ASH: Non-Chemo Regimen ‘Not Inferior’ in Newly Diagnosed APL
A combination of all-trans retinoic acid (ATRA) and arsenic trioxide resulted in outcomes “at least not inferior” to those achieved when ATRA was used in combination with idarubicin chemotherapy in newly diagnosed patients with non–high-risk, acute promyelocytic leukemia.
A combination of all-trans retinoic acid (ATRA) and arsenic trioxide resulted in outcomes “at least not inferior” to those achieved when ATRA was used in combination with idarubicin chemotherapy in newly diagnosed patients with non–high-risk, acute promyelocytic leukemia (APL). Findings of the phase III, prospective, randomized, intergroup study, conducted at 67 centers in Germany and Italy, were reported by Francesco Lo-Coco, MD, of the University of Tor Vergata, Rome.
Ball-and-stick model of arsenic trioxide
Simultaneous ATRA and chemotherapy is the current “gold standard” for newly diagnosed APL resulting in roughly 80% cure rates, while arsenic trioxide is the current treatment of choice for relapsed patients, Dr. Lo-Coco said. Arsenic trioxide in variable combinations with and without ATRA or chemotherapy has also been investigated as frontline therapy, yielding encouraging results in several pilot studies and in two phase III studies conducted in China and the United States. This is the first randomized study to compare frontline the chemotherapy-free arsenic trioxide plus ATRA combination against the standard ATRA plus chemotherapy.

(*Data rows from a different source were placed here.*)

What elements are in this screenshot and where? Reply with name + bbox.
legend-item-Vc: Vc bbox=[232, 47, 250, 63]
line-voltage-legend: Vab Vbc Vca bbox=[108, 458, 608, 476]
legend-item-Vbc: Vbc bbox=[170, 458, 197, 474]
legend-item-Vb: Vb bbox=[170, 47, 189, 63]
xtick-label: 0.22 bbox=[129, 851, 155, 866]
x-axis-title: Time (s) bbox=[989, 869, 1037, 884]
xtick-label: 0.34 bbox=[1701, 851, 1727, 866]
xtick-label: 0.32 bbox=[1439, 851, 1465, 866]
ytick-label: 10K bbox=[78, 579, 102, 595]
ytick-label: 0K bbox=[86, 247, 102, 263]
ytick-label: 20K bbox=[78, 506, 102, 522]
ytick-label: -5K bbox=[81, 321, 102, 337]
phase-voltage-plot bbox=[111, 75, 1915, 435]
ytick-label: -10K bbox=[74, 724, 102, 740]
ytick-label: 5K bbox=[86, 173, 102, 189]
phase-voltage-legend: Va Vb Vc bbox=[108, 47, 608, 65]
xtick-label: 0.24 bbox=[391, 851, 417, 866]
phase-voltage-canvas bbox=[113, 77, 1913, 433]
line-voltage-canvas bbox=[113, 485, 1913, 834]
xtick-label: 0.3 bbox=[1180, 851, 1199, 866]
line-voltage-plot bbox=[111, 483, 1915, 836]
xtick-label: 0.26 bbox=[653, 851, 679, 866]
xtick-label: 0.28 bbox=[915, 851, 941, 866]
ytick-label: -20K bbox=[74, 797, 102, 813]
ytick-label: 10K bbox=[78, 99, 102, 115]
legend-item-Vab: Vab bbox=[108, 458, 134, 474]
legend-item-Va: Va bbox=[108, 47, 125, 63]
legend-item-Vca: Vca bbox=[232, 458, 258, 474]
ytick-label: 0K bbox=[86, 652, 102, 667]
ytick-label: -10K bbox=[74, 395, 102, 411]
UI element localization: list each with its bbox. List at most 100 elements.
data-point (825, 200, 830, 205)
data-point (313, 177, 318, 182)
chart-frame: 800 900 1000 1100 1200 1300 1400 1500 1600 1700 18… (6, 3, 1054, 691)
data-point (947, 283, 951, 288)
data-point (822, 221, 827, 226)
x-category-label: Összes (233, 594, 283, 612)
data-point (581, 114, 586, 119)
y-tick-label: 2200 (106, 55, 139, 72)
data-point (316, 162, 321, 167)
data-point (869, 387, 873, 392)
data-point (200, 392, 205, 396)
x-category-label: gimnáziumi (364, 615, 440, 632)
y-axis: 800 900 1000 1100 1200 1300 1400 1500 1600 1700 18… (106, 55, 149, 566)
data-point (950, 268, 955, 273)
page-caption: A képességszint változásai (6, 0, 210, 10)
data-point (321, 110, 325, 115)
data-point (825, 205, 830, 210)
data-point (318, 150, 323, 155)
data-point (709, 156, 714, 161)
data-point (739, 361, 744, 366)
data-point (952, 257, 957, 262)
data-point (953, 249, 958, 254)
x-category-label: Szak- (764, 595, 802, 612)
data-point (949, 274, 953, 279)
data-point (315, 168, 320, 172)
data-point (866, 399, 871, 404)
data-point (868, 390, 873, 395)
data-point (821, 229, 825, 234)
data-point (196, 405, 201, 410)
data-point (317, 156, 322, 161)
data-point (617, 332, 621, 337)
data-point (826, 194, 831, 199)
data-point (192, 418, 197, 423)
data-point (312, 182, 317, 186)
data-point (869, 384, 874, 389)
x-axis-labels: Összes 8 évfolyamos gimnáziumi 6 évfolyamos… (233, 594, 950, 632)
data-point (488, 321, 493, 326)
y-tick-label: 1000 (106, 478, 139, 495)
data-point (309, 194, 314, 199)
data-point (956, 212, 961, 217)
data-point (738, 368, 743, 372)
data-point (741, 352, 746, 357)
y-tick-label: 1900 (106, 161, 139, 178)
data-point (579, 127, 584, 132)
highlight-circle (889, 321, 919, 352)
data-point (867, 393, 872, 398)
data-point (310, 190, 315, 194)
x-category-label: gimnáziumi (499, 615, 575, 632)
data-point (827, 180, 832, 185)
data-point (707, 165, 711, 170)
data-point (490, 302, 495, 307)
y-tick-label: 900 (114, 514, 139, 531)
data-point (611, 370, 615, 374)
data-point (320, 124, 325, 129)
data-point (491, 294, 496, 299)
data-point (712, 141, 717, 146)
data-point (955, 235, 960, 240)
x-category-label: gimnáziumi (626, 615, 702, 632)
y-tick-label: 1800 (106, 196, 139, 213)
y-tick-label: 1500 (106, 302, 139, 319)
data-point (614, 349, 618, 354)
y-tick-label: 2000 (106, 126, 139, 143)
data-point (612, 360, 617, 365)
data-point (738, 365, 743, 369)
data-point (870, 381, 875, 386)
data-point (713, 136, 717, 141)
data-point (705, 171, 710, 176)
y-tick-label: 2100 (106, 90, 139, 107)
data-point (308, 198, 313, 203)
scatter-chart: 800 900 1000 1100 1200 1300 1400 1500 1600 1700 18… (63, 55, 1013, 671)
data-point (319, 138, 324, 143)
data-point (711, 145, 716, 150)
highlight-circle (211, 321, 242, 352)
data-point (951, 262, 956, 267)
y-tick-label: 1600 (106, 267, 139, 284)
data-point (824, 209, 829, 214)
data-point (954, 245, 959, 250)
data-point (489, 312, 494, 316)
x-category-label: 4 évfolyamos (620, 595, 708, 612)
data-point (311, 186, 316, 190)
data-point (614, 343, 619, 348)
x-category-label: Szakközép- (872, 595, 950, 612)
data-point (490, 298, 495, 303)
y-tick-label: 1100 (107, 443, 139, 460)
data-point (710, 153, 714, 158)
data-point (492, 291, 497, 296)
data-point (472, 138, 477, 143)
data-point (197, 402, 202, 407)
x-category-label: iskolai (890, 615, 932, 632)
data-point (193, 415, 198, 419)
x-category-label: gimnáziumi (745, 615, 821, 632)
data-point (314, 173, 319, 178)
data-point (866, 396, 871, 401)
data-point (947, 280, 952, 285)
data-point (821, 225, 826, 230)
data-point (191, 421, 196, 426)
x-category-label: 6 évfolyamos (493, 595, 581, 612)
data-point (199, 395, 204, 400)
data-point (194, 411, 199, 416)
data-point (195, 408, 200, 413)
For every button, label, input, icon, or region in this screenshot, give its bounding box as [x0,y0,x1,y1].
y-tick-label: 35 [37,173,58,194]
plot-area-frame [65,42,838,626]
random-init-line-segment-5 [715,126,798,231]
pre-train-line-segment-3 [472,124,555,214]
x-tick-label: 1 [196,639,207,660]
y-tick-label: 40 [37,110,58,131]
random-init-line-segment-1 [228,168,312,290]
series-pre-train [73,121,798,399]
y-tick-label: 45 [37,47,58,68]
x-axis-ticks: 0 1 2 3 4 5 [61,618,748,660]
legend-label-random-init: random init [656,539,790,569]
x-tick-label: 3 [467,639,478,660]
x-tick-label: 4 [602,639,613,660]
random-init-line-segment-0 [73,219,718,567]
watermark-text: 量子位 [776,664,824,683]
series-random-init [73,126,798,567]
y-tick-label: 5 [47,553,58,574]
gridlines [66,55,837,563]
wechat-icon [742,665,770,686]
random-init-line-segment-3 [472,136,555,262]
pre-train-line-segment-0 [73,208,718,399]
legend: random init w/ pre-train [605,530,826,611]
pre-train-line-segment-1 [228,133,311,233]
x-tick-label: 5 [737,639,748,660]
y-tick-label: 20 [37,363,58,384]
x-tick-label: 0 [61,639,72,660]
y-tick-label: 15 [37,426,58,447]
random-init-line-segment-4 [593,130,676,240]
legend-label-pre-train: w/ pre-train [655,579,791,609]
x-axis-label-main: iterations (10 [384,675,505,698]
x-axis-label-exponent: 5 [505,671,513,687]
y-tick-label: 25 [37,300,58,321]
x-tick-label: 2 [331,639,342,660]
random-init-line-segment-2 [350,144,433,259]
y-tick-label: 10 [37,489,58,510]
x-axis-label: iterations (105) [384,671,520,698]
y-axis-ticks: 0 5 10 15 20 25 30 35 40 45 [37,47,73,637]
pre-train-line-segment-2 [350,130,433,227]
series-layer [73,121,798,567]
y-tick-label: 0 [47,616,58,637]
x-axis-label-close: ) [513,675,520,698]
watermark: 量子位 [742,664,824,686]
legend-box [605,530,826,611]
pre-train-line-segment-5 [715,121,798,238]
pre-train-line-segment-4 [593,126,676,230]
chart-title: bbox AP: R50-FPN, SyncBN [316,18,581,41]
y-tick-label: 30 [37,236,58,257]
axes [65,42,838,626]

Patients who were randomly assigned to receive noncytotoxic treatment (n = 79) received arsenic trioxide 0.15/kg plus ATRA 45 mg/m2 twice daily until complete response, and then arsenic trioxide for 5 days per week, 4 weeks on and 4 weeks off, for a total of four courses, and ATRA, 2 weeks on and 2 weeks off, for a total of seven courses.
Patients in the control arm (n = 80) received standard ATRA plus idarubicin induction, followed by three cycles of anthracycline-based plus ATRA consolidation, followed by ATRA and low-dose chemotherapy for maintenance.
The primary objective of the study was event-free survival at 2 years, and the study was designed to show that the rate of patients alive event-free at 2 years in the experimental treatment arm is at least 80%.
Results were similar for the two treatment arms. After a median follow-up of 31 months, 2-year event-free survival was 97% in the ATRA plus arsenic trioxide treatment arm and 87% in the ATRA plus chemotherapy arm. Overall survival was 98.7% and 91.1%, respectively.
Adverse events, including fever episodes, prolonged neutropenia and thrombocytopenia were significantly more frequent in the ATRA plus chemotherapy arm, said Dr. Lo-Coco. A higher incidence of QT prolongation as well as hepatotoxicity and leukocytosis were observed in the ATRA plus arsenic trioxide arm. These side effects, however, were manageable.
The results, said Dr. Lo-Coco, represent “the demolition of a dogma” because they show it is possible to transform malignant cancer cells instead of killing them with chemotherapy and that "cancer is not an irreversible condition.”
“This is an exciting development, because it is a shift in the way we think of treating potentially fatal diseases,” commented ASH president Armand Keating, MD, director of hematology at the University of Toronto, Canada.
“I found this study amazing,” added Charles Abrams, MD, of the hematology/oncology division at the University of Pennsylvania, Philadelphia. “APL used to be the worst among the worst” of hematologic malignancies. “Now we see for the first time that it can be treated by nonchemotherapy.”